The scenario happened to us recently and it certainly wasn’t for the first time but it occurred to me, whilst I welcome it, I have in past experiences witnessed some who perceive this interruption as a hinderance, a risk of potentially derailing, or at the very least stalling a project based on someone’s new opinions.
So why the fear?
Is it that there is the risk of a spanner in the works? Someone else to now convince, stimulate and explain your thoughts and rationale to? Or simply just another barrier to launch? But by putting all this to one side, unbeknownst to them, these ‘new’ people have potentially become the most important people on the project.
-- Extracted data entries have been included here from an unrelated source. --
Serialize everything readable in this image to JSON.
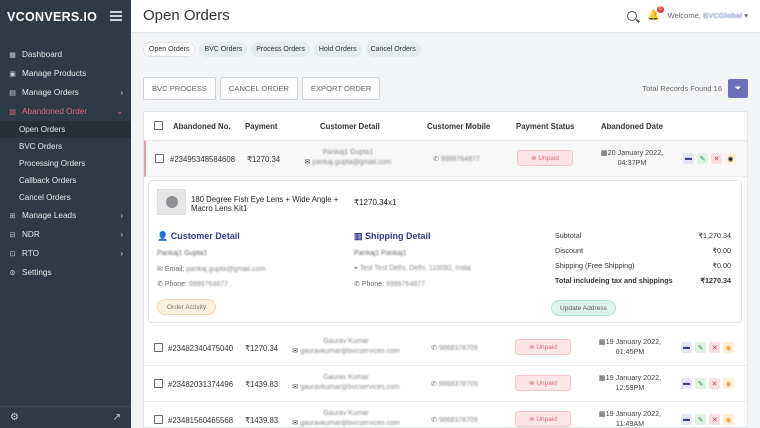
{
  "brand": {
    "logo_text": "VCONVERS.IO"
  },
  "sidebar": {
    "items": [
      {
        "label": "Dashboard",
        "icon": "dashboard-icon",
        "chevron": false
      },
      {
        "label": "Manage Products",
        "icon": "box-icon",
        "chevron": false
      },
      {
        "label": "Manage Orders",
        "icon": "cart-icon",
        "chevron": true
      },
      {
        "label": "Abandoned Order",
        "icon": "bag-icon",
        "chevron": true,
        "active": true
      }
    ],
    "sub_items": [
      "Open Orders",
      "BVC Orders",
      "Processing Orders",
      "Callback Orders",
      "Cancel Orders"
    ],
    "items_after": [
      {
        "label": "Manage Leads",
        "icon": "leads-icon",
        "chevron": true
      },
      {
        "label": "NDR",
        "icon": "ndr-icon",
        "chevron": true
      },
      {
        "label": "RTO",
        "icon": "rto-icon",
        "chevron": true
      },
      {
        "label": "Settings",
        "icon": "gear-icon",
        "chevron": false
      }
    ]
  },
  "header": {
    "title": "Open Orders",
    "notification_count": "0",
    "welcome_prefix": "Welcome,",
    "user_name": "BVCGlobal"
  },
  "tabs": [
    "Open Orders",
    "BVC Orders",
    "Process Orders",
    "Hold Orders",
    "Cancel Orders"
  ],
  "actions": {
    "bvc_process": "BVC PROCESS",
    "cancel_order": "CANCEL ORDER",
    "export_order": "EXPORT ORDER"
  },
  "records_text": "Total Records Found 16",
  "table": {
    "columns": [
      "Abandoned No.",
      "Payment",
      "Customer Detail",
      "Customer Mobile",
      "Payment Status",
      "Abandoned Date"
    ],
    "rows": [
      {
        "id": "#23495348584608",
        "payment": "₹1270.34",
        "customer_name": "Pankaj1 Gupta1",
        "customer_email": "pankaj.gupta@gmail.com",
        "mobile": "9999764877",
        "status": "Unpaid",
        "date": "20 January 2022,",
        "time": "04:37PM"
      },
      {
        "id": "#23482340475040",
        "payment": "₹1270.34",
        "customer_name": "Gaurav Kumar",
        "customer_email": "gauravkumar@bvcservices.com",
        "mobile": "9868378709",
        "status": "Unpaid",
        "date": "19 January 2022,",
        "time": "01:45PM"
      },
      {
        "id": "#23482031374496",
        "payment": "₹1439.83",
        "customer_name": "Gaurav Kumar",
        "customer_email": "gauravkumar@bvcservices.com",
        "mobile": "9868378709",
        "status": "Unpaid",
        "date": "19 January 2022,",
        "time": "12:59PM"
      },
      {
        "id": "#23481560465568",
        "payment": "₹1439.83",
        "customer_name": "Gaurav Kumar",
        "customer_email": "gauravkumar@bvcservices.com",
        "mobile": "9868378709",
        "status": "Unpaid",
        "date": "19 January 2022,",
        "time": "11:49AM"
      }
    ]
  },
  "detail": {
    "product_name": "180 Degree Fish Eye Lens + Wide Angle + Macro Lens Kit1",
    "product_price": "₹1270.34x1",
    "customer_title": "Customer Detail",
    "customer_name": "Pankaj1 Gupta1",
    "email_label": "Email:",
    "email_value": "pankaj.gupta@gmail.com",
    "phone_label": "Phone:",
    "phone_value": "9999764877",
    "shipping_title": "Shipping Detail",
    "shipping_name": "Pankaj1 Pankaj1",
    "shipping_address": "Test Test Delhi, Delhi, 110092, India",
    "shipping_phone_label": "Phone:",
    "shipping_phone_value": "9999764877",
    "order_activity": "Order Activity",
    "update_address": "Update Address",
    "summary": [
      {
        "label": "Subtotal",
        "value": "₹1,270.34"
      },
      {
        "label": "Discount",
        "value": "₹0.00"
      },
      {
        "label": "Shipping (Free Shipping)",
        "value": "₹0.00"
      },
      {
        "label": "Total includeing tax and shippings",
        "value": "₹1270.34"
      }
    ]
  }
}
They are the fresh, new spark of inspiration, the new slant of consideration into the feedback loop.
The key here is not be discouraged by this. You see, the truth is, unless you are already in an ongoing, long term relationship with a client, they will rarely, one hundred percent, trust a design team. After all, why should they and can you blame them?
Let’s get back to cold hard facts.
Account managers, project managers, directors, designers or whom ever it may have been, have sold someone a promise. In this case it’s a promise of a site that will cost them thousands of pounds and at best they’ve seen a scoping document, perhaps a prototype with some wireframes and, if they’re lucky, some conceptual designs. None of which is actually a fully fledged, revenue making application (yet). And it’s up to the digital team to bare the burden to ensure it is delivered. So it’s understandable a client will be nervous and rally as much support to ensure that, by employing your services, they have made the right decision for their company.
So it is for this reason we often see new faces appear mid project. But it is these such people that we almost certainly overlook when developing websites. As it is these people, who pop-up seemingly out of nowhere, that will ultimately become the type of user your client’s site will expect as visitors.
Why? Because they are invariably fresh and vague to the project, yet still have a strong opinion. And perhaps, more importantly, on what both the design team and the client have already discarded.
It’s very easy when designing to get caught up in a designer vs client and as such it’s easy to overlook the user’s needs. For example, how many users visit the site and gleefully drag the browser window around to play with a site’s responsiveness. I can make a good guess that it’s a lot less than the developer or designer thinks it is when they show their client.
Through years of experience we can all make best guesses and educated decisions but ultimately the best determiner of the user’s experience is with the user themselves. Get them in front of the application or website as early as possible and figure out those pain points or stumbling blocks early on.
And that’s the point, UX needs to be unseen. Good design goes unnoticed, users don’t need to be aware they are being targeted, after all we don’t want anything to get in the way of a conversion.
As so we always recommend actively inviting fresh people into the project to throw those curve balls and ask the awkward questions, by all means implement some control over the meeting — this isn’t an exercise in a free-for-all, but at the same time it’s important not to trivialise them or their opinions. For these people are more likely to be similar to the users and visitors of the site than the project team themselves. So, if they have something to say then listen to them, and listen to them good.
For us, this is fairly common place in our processes and we implement this technique internally for brainstorming, project scoping and prototyping, and throughout product testing. It’s helped us to create better, more accomplished projects from start to finish and ultimately forged better teams both internally and with our clients.